Hoy Laon es una encantadora ciudad de 25.000 habitantes, con un aire norteño e introvertido. Salvando las distancias, le ocurre lo que a Cuenca: la Montaña es áspera y exigua, con lo que la mayor parte de la población se ha bajado al llano y arriba queda un petit village, con ciertos signos de fosilización urbana. La Catedral es apabullante, obsesiva, en tan pequeño enclave se la ve desde todas partes. Cuando Laon la levantó tenía diez mil habitantes. No era grande entre las ciudades de la monarquía capeta, pero tenía el mayor cabildo de Francia (83 canónigos) y uno de los más ricos, eruditos e insensatos. En 1155 comenzó la obra, que avanzó a un ritmo frenético durante décadas para luego ralentizarle y por fin detenerse en el siglo XIV, dejando parte del plan original inconcluso, y reformando parte de lo trazado originalmente. Para entonces el taller había formado generaciones de constructores góticos que se esparcieron por doquier.

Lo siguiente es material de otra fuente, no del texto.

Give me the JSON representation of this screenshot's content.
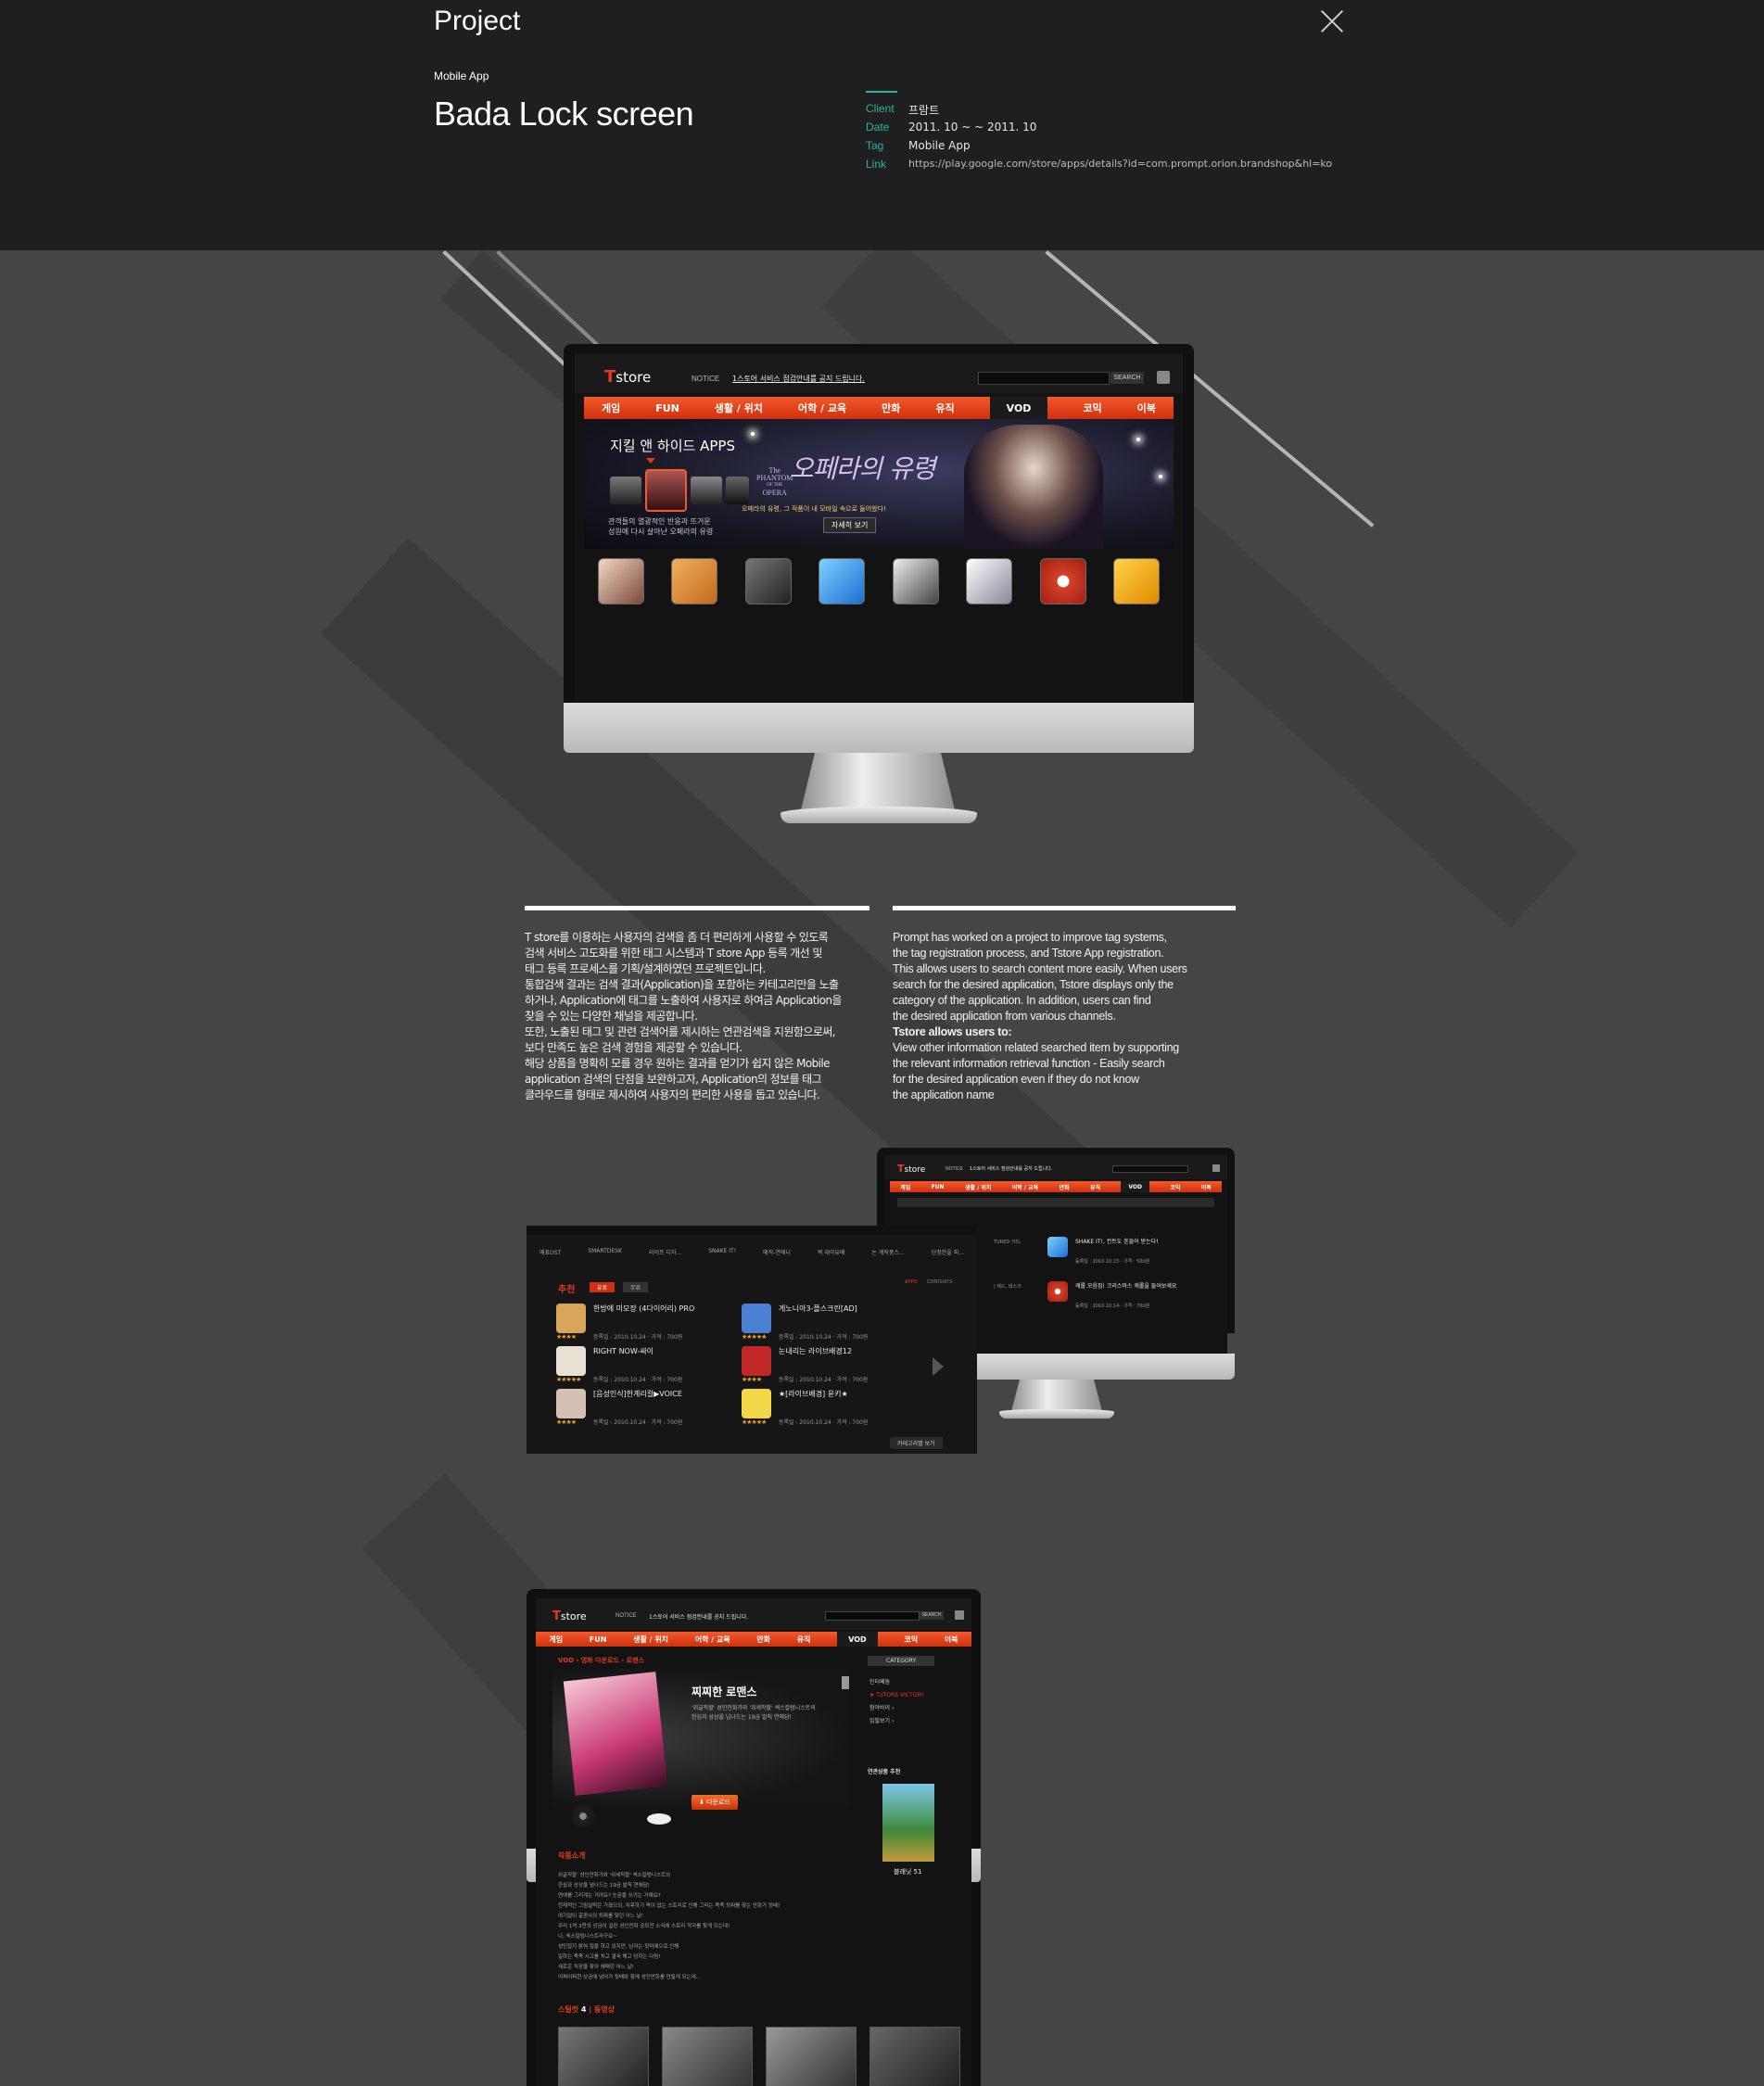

El interior es precioso. Muy pocas catedrales góticas transmiten esa sensación de equilibrio, de blancura, de amplitud. Y es grande: 110 metros de longitud por 56 de transepto. Sus enormes bóvedas sexpartitas, sus cuatro cuerpos en alzado, su linterna sobre el crucero crean un volumen unitario y coherente. Yo esperaba encontrar un gótico balbuciente como en Saint-Denis, como en Sens, pero Laon es otra cosa: es madurez, seguridad y osadía. Y sí, no es el delirio de los hastiales de Reims o Amiens, ni el clasicismo de Chartres, ni la terrible verticalidad de Beauvais, pero es un espacio interior maravilloso. Además la historia la ha tratado bien. La Montaña Coronada vio como todas las guerras pasaban a su alrededor, y la Catedral de Laon no sufrió la devastación de sus vecinas Soissons o Reims, catedrales mártires. Sólo en cierta ocasión la explosión de un polvorín cercano la dejó casi sin vidrieras. Hasta la Revolución la respetó materialmente, porque espiritualmente le quitó el obispado y el rango catedralicio, que pasó a Soissons. Ahora es parroquia simple y llana. No me extrañaría que el párroco, solico él allá dentro, sufra de megalomanía o, si me apuras, hasta de agorafobia.